Consumer Finance Insights
January 1, 2018

FTC Files Motion to Compel Discovery From Student Debt Relief Provider

On December 19, the Federal Trade Commission (FTC) filed a motion to compel​ discovery responses and for the production of documents in a case the FTC filed against a student loan debt relief company and its owner in the U.S. District Court ​for the Southern District of Florida.  ​

The FTC claims that the student loan debt relief company promised consumers it would reduce or eliminate student loan debt in exchange for a monthly fee (around $50) and an initial fee (as high as $1,200), which would be applied towards their loans.  The company also promised that it would provide credit repair services and improve credit scores.  But the FTC alleges that the company failed to enroll consumers in any debt forgiveness or payment reduction programs, did not reduce or eliminate payments, did not apply any fees charged to repay debts, and did not provide credit repair services.

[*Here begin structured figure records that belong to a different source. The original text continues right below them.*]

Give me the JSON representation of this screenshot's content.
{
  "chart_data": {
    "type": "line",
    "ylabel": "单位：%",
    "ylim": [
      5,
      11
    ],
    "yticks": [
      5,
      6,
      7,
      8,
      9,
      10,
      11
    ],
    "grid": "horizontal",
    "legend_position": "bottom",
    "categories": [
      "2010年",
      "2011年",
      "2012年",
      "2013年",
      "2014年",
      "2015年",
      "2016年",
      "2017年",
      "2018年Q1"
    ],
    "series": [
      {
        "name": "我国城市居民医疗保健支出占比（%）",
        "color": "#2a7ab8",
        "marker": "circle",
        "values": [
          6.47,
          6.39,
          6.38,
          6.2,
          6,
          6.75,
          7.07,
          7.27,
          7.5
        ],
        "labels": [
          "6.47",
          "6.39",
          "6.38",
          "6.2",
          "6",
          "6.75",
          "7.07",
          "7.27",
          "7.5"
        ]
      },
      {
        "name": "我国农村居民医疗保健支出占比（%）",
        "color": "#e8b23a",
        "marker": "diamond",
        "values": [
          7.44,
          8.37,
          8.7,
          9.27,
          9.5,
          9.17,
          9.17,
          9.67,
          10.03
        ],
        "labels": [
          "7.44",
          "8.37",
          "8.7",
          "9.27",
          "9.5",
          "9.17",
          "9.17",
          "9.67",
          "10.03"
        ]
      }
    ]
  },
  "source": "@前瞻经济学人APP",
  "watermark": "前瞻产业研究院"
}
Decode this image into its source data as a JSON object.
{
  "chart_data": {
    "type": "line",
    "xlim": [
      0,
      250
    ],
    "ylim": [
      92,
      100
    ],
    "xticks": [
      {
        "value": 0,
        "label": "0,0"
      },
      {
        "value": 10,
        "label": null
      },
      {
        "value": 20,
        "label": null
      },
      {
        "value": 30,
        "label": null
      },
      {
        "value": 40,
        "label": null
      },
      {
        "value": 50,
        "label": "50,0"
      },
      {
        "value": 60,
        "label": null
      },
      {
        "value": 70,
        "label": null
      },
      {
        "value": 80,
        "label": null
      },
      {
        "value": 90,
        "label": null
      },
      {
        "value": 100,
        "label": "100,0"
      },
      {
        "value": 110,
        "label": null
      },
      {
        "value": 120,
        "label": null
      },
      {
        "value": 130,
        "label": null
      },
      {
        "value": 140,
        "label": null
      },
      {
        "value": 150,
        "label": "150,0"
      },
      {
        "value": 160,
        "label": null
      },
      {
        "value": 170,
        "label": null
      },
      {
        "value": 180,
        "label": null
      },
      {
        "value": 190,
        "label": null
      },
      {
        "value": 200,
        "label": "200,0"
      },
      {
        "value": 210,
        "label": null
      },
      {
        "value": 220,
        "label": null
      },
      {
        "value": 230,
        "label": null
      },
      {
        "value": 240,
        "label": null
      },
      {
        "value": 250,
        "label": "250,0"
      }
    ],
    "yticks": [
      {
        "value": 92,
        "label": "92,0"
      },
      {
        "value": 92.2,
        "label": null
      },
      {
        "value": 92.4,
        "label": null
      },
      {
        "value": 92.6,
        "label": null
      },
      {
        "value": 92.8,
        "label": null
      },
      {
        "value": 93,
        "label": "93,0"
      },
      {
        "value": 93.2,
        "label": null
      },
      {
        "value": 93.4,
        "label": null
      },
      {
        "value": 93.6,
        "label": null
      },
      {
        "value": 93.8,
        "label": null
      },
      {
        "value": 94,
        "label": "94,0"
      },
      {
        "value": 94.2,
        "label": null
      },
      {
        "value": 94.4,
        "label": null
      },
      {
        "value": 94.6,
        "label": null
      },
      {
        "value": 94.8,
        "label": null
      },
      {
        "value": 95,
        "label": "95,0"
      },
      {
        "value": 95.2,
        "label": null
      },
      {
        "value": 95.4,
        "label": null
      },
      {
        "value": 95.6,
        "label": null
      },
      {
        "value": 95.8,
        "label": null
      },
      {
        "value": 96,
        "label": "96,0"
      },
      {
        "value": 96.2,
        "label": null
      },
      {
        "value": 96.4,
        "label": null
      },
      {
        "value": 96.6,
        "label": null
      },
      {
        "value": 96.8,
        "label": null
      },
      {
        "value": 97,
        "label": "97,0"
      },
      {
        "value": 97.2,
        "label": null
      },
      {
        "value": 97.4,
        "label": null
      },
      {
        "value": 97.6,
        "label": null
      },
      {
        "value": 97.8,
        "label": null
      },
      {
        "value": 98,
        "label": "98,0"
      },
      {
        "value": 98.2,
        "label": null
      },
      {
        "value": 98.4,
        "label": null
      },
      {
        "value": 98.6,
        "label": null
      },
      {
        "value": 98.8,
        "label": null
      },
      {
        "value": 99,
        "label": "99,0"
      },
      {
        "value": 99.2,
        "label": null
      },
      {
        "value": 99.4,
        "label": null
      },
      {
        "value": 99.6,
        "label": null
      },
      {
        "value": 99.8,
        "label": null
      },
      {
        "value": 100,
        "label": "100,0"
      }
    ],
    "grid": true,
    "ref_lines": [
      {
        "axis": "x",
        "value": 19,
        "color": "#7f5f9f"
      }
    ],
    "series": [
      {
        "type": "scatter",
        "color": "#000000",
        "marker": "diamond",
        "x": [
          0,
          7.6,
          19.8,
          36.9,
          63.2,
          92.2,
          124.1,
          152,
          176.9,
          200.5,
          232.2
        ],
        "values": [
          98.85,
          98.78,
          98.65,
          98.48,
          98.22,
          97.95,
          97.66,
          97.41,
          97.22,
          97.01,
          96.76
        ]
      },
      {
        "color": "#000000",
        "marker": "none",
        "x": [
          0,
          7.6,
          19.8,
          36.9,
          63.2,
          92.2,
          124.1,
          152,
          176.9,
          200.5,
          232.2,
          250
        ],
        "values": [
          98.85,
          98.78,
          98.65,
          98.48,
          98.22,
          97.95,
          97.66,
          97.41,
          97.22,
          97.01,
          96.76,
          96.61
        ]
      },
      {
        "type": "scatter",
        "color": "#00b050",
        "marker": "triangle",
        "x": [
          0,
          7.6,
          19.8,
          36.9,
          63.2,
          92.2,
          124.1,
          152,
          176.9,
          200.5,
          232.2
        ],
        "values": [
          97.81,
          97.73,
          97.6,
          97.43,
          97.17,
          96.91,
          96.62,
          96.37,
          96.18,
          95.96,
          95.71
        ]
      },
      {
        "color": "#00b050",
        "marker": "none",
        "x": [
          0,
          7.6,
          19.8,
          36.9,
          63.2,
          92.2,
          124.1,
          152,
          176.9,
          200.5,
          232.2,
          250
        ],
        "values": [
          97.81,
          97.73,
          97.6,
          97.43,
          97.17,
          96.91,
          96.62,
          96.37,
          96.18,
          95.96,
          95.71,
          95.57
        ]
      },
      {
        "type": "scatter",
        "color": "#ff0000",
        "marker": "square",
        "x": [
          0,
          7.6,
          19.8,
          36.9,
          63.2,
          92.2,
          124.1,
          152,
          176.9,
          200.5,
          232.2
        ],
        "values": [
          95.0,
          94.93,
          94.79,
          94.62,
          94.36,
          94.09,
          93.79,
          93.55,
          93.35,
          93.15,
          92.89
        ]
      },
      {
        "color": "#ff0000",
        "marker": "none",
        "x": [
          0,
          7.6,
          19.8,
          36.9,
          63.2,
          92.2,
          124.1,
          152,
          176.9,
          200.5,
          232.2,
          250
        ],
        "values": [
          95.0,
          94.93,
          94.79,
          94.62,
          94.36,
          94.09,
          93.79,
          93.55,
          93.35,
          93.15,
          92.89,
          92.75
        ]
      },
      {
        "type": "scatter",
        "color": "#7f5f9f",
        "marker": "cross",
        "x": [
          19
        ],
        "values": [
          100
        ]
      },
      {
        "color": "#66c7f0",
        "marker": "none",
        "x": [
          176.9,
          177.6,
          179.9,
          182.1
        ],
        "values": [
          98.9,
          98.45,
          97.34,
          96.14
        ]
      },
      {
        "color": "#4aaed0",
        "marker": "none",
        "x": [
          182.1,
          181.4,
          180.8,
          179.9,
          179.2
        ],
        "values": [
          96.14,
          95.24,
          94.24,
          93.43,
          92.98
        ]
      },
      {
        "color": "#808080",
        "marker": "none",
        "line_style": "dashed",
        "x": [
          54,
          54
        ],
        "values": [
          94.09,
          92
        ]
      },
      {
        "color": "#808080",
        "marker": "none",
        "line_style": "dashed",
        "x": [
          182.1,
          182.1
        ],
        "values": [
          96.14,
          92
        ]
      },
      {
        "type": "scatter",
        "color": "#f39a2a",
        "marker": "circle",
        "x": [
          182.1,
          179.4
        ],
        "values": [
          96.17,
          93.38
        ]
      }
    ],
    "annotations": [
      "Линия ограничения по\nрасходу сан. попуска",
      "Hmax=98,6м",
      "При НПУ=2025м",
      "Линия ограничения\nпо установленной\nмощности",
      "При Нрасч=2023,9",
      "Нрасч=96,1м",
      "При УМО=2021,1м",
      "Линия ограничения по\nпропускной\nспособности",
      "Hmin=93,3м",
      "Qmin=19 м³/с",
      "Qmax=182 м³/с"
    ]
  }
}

The FTC alleges that these practices violated Sections 5(b) and 13(b) of the Federal Trade Commission Act, 15 U.S.C. § 53(b), the Telemarketing and Consumer Fraud and Abuse Prevention Act, 15 U.S.C. §§ 6101-08, the Telemarketing Sales Rules, 16 C.F.R. Part 310, and the Credit Repair Organizations Act, 15 U.S.C. §§ 1679-1679j.

The FTC served the company and its owners with requests for production and interrogatories, which it alleges have not been answered.  The FTC further alleges that it does not know whether the company had even preserved documents or data relevant to the lawsuit.  The owner of the company, whose counsel withdrew this past October, has not responded to a court order requiring him to provide information so he could be served electronically.

Goodwin will continue to track this action as it develops.